Le Panier 02ᵉ
Le plus vieux quartier de France, posé sur la colline au-dessus du Vieux-Port. Ruelles ocre, escaliers, fresques. Pour l'apéro de fin d'après-midi avant la descente vers le port.
Une revue, soigneusement composée
Six adresses dans la vieille cité phocéenne où le rituel amer-doux du Negroni — et la mémoire oubliée du vermouth marseillais — sont servis avec la révérence qu'ils méritent.
Marseille, ville de soif
Marseille boit du pastis. C'est l'évidence locale, héritée d'un certain Paul Ricard, fils d'un négociant en vins de 23 ans qui, en 1932, baptisa son anis « le vrai pastis de Marseille ». Mais avant le pastis, et bien avant Ricard, Marseille était autre chose : le premier port de rhum d'Europe au XIXᵉ siècle, et la patrie du vermouth français — blanc, sec, comparable à celui de Turin. Ces deux mémoires se sont éteintes. Une poignée d'artisans les rallume.
Le rituel marseillais de l'apéritif — long, partagé, généreux, accompagné d'olives et de pistaches — porte un nom local : plus c'est long, plus c'est bon. Dans les bars qui suivent, ce rituel se prolonge avec un Negroni servi comme il faut : à parts égales, un gros glaçon, un zeste tordu. Six adresses. Toutes vérifiées. Aucune par hasard.
Géographie de la soif
Quatre quartiers concentrent l'essentiel de la mixologie marseillaise. Chacun a son tempo.
Le plus vieux quartier de France, posé sur la colline au-dessus du Vieux-Port. Ruelles ocre, escaliers, fresques. Pour l'apéro de fin d'après-midi avant la descente vers le port.
Le théâtre principal : pointus colorés, ferries pour le Frioul, la Bonne Mère qui veille. Les grandes terrasses d'hôtel y prennent le coucher de soleil de face.
Le côté ouest, plus discret : abbaye médiévale, rues qui descendent vers la mer. C'est ici qu'on aligne les rhums, qu'on goûte des vermouths, qu'on parle métier.
Le cœur nocturne. La Plaine, le Cours Ju' et leurs ramifications : on y trouve les jeunes bars de mixologues qui poussent doucement le standard local.
Une carte à pied
Les six adresses tiennent dans un mouchoir entre le Vieux-Port et Castellane. Aucune n'est à plus de vingt minutes à pied de la suivante. Faites-en une soirée.
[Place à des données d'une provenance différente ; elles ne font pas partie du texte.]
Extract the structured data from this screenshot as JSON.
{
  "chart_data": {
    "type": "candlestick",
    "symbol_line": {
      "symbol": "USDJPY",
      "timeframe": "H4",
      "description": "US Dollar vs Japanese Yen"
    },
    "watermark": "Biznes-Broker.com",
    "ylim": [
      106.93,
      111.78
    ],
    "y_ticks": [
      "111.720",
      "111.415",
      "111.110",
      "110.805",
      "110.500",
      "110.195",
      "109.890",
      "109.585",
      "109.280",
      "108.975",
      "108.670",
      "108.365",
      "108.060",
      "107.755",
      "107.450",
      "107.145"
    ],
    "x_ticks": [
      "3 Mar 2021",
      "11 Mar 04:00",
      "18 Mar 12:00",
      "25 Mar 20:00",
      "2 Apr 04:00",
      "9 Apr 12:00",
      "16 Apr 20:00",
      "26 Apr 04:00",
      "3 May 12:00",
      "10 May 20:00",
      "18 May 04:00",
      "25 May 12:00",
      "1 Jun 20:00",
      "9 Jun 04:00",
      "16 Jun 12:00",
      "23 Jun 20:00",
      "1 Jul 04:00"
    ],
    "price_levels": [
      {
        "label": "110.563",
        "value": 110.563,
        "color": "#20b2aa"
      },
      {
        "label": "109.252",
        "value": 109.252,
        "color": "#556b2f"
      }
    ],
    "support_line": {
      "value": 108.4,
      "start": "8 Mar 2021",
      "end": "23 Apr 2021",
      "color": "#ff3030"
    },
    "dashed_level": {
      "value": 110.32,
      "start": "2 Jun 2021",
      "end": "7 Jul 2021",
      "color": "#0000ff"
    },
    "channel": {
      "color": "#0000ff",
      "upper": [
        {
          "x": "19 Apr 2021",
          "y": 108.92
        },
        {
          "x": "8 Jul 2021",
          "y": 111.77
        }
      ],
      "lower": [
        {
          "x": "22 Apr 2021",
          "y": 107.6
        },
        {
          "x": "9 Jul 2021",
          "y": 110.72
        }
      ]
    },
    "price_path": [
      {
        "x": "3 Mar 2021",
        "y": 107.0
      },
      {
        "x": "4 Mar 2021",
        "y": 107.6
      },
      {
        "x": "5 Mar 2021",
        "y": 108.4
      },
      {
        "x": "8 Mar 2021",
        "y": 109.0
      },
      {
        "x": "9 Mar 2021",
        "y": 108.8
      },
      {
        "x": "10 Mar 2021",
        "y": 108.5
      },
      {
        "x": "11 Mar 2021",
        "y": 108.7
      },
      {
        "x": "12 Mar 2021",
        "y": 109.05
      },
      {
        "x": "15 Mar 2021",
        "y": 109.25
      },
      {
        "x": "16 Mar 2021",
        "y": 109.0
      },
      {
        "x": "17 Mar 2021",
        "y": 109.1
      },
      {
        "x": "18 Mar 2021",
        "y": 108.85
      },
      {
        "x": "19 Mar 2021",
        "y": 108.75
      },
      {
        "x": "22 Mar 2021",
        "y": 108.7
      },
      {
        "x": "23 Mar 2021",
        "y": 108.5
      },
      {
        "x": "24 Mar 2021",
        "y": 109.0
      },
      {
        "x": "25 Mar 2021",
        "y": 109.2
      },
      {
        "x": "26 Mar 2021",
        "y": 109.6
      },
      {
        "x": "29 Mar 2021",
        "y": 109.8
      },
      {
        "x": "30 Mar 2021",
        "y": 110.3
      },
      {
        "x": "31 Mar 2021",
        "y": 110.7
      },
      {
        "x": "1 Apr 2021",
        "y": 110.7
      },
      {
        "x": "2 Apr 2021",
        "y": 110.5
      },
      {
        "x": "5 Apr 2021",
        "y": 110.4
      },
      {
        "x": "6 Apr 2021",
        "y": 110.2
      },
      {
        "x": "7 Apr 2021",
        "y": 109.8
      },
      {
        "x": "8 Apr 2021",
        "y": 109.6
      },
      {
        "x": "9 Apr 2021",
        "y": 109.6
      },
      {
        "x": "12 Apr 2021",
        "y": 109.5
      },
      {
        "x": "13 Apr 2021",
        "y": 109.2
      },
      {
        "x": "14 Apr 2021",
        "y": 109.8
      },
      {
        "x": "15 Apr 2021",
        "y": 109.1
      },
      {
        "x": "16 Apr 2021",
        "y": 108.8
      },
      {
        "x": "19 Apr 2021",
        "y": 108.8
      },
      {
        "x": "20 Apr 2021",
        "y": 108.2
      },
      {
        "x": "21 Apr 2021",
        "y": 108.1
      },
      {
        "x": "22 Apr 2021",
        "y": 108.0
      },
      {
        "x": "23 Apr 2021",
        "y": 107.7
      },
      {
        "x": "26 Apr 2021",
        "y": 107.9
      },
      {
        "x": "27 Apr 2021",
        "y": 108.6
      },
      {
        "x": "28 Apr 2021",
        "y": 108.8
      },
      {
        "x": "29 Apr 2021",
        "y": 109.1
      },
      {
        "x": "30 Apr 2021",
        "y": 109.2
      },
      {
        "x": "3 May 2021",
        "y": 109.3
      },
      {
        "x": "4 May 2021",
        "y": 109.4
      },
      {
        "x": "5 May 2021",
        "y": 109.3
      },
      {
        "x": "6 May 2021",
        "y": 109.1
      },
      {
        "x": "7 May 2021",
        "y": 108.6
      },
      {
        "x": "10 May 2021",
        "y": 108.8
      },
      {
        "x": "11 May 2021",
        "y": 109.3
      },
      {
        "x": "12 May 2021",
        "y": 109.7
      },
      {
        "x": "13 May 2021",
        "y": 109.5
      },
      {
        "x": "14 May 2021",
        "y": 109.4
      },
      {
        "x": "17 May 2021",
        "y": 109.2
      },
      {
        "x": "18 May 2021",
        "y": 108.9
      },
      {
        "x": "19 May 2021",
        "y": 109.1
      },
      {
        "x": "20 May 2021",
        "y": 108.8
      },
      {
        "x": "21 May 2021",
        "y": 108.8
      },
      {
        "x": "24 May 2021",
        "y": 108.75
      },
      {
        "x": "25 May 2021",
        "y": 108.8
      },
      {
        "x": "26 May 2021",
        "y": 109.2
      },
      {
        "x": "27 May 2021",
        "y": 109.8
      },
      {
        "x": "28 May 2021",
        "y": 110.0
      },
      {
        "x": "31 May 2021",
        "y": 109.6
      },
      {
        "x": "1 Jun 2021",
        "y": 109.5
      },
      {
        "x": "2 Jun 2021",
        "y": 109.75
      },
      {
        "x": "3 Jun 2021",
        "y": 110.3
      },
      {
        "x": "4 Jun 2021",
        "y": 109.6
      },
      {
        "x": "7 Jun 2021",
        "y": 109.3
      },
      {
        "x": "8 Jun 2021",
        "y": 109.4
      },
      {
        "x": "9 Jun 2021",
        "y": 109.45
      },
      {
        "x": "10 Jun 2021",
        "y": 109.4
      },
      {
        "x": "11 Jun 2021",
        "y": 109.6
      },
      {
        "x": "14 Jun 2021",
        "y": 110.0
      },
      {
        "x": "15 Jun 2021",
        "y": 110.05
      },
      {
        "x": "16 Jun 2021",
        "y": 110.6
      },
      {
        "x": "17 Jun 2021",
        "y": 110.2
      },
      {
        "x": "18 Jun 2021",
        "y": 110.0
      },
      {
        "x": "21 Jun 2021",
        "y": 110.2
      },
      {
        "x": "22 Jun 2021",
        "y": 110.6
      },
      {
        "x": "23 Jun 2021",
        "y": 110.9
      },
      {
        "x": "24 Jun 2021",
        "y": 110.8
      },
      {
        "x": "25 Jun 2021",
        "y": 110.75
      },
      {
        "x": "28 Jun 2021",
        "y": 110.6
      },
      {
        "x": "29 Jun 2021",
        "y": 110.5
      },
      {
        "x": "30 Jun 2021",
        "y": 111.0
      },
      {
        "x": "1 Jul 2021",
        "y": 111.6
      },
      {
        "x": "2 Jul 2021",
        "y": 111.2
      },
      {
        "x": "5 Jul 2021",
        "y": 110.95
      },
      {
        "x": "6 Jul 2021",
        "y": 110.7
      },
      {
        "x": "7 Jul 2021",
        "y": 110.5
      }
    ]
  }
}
Trois lectures du même verre
Il n'existe pas — encore — de « Negroni de Marseille » officiel. Mais l'idée d'un Negroni fait entièrement de produits marseillais existe depuis 2023, depuis le retour du vermouth Borély. Voici trois lectures du verre.
À demander, civilement, à L'Atelier Ferroni · 8 rue Neuve Sainte-Catherine, 13007
Le Negroni original utilise un vermouth rouge — le vermouth « italien ». Au XIXᵉ siècle, le « vermouth français » désignait au contraire un blanc sec, produit à Marseille. Borély le ressuscite. Avec Gin Juillet de Maison Ferroni, vous tenez un Negroni intégralement local : plus floral, plus minéral, l'amertume du Campari posée comme un trait d'encre rouge sur un fond pâle.
N'importe quelle adresse de cette liste, demandée poliment.
Parts égales. Toujours. Le 1:1:1 est le contrat ; si un barman le brise sans demander, partez poliment. Aucun des six ne le fera.
En bouteille, à L'Atelier Ferroni · curiosité absolue
Une idée aussi folle que simple : monter un Negroni complet, le verser dans l'alambic, distiller le tout. Il en sort une eau-de-vie claire comme l'eau, sans amertume résiduelle ni douceur — mais tous les arômes du verre original sont là. À boire pur, très frais. Une signature de Guillaume Ferroni et Luc Litschgi.
De Turin à Marseille, en passant par Florence
Le « vermouth français », blanc et sec, est produit à Marseille en miroir du « vermouth italien », rouge et doux, produit à Turin. Les deux styles dominent les bars d'Europe et d'Amérique. Puis Marseille perd le sien — le pastis prend la place, et la mémoire s'efface.
Florence, Caffè Casoni. Le comte Camillo Negroni, de retour de ses aventures de cow-boy dans l'Ouest américain, demande au barman Fosco Scarselli de corser son Americano — du gin à la place du soda. La recette passe le comptoir. Le verre prend le nom du comte.
2010 : Guillaume Ferroni recommence à faire vieillir du rhum à Marseille. 2014 : il ouvre Carry Nation, l'un des premiers bars clandestins de France. 2023 : il sort Borély, le vermouth marseillais ressuscité après 100 ans d'absence. La ville n'a pas attendu pour avoir un Negroni à elle. Elle l'a maintenant.